Friday, August 27, 2010

Pop History Moment: The Assassination of Mountbatten

A sunny day, a silver sea... And then the sound - so sharp it seemed to rend both the loveliness of the day and the Shadow V with equal callousness. Once the smoke had cleared off Mullaghmore - on this day in 1979 - three were dead and four were seriously wounded; a day later and the numbers had reversed. Thomas McMahon and 50 pounds of IRA mortar had done their worst.

Photo Sharing and Video Hosting at PhotobucketIn the end, her cousin Louis Mountbatten, 1st Earl Mountbatten of Burma - 'Dickie' to his friends - was the closest Ireland's homegrown terrorists could get to the Queen; mourned as the father he'd never had by both her husband the Duke of Edinburgh and her son and heir the Prince of Wales the Royal Family, upper lips stiff as sailcloth, kept its course.

Also killed in the blast was a teenaged boat boy named Paul Maxwell, as well as one of Mountbatten's twin grandsons, Nicholas Knatchbull, and the Dowager Baroness Brabourne - Mountbatten's daughter's elderly mother-in-law, who died the following day. At the same time it was assassinating Mountbatten the IRA was carrying out what has come to be known as the Warrenpoint Ambush, during which eighteen British soldiers from the Parachute Regiment were killed.
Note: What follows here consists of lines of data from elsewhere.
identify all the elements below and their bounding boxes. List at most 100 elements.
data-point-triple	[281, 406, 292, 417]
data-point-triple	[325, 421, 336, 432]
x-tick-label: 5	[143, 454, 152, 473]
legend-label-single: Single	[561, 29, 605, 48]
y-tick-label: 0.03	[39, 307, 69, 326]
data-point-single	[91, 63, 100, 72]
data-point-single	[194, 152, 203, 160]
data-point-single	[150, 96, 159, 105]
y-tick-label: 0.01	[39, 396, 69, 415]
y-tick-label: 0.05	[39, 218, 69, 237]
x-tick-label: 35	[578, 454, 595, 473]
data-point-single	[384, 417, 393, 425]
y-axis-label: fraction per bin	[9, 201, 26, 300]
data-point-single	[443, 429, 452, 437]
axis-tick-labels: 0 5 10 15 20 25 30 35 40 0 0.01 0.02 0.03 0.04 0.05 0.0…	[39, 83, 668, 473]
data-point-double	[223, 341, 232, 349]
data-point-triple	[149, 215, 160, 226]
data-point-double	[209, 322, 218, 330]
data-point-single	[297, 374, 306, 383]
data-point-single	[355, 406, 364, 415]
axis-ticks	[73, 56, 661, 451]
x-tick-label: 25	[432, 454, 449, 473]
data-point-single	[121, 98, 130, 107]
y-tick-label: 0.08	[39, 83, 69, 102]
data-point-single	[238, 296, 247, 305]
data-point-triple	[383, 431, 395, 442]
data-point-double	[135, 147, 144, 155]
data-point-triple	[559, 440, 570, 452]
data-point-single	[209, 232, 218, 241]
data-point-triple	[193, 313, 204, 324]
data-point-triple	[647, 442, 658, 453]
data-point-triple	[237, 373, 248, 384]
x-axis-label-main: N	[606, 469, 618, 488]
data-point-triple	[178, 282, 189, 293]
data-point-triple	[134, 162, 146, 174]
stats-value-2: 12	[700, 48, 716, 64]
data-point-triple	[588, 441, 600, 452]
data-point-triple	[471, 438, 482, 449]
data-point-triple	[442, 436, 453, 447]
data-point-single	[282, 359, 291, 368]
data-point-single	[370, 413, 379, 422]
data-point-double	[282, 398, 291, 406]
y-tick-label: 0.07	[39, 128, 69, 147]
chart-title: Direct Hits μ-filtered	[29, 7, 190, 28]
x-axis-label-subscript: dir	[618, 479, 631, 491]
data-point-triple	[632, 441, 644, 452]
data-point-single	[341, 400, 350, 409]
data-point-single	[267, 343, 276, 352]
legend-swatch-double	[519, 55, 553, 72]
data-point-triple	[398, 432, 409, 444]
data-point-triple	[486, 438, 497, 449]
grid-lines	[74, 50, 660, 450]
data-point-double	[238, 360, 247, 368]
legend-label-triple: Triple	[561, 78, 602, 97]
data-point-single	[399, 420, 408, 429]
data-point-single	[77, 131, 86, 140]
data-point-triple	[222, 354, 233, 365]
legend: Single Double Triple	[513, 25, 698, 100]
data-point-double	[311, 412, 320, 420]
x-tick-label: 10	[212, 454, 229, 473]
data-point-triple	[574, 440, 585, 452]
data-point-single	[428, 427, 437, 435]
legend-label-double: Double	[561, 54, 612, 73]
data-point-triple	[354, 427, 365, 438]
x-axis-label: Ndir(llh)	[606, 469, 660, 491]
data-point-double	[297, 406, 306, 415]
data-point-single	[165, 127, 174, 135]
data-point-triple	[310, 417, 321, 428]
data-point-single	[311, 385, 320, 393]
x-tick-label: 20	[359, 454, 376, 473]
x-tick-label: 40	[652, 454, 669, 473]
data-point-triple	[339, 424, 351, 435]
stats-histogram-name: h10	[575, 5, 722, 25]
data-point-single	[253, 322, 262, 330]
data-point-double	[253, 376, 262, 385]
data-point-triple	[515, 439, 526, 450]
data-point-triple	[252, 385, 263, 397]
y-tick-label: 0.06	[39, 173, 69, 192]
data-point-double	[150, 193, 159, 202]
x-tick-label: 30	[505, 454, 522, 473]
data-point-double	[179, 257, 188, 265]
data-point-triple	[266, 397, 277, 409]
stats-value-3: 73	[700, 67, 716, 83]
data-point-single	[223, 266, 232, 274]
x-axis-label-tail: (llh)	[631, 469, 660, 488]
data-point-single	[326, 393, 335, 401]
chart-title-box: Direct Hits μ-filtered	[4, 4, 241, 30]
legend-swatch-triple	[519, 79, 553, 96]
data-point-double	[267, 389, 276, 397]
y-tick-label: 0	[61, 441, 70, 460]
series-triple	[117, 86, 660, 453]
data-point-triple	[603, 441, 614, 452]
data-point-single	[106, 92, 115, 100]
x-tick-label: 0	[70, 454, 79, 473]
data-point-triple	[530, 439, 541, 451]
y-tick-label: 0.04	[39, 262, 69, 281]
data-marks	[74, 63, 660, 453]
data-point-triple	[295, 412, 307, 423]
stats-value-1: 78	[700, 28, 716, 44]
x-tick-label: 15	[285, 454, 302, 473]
England may have lost one of her most decorated statesmen that day, but she also gained a legend - a knight, fallen on the field of battle, one of the first to occur not at some distant remove of history but in an entirely modern context; that he had fallen at sea served only to make the tale more quintessentially English. A memorial service for Mountbatten - held at Dublin's St. Patrick's Cathedral - was attended by Ireland's President, Patrick Hillery, and Taoiseach, Jack Lynch; his state funeral, meanwhile, was held at Westminster Abbey, and he was later interred at Romsey Abbey.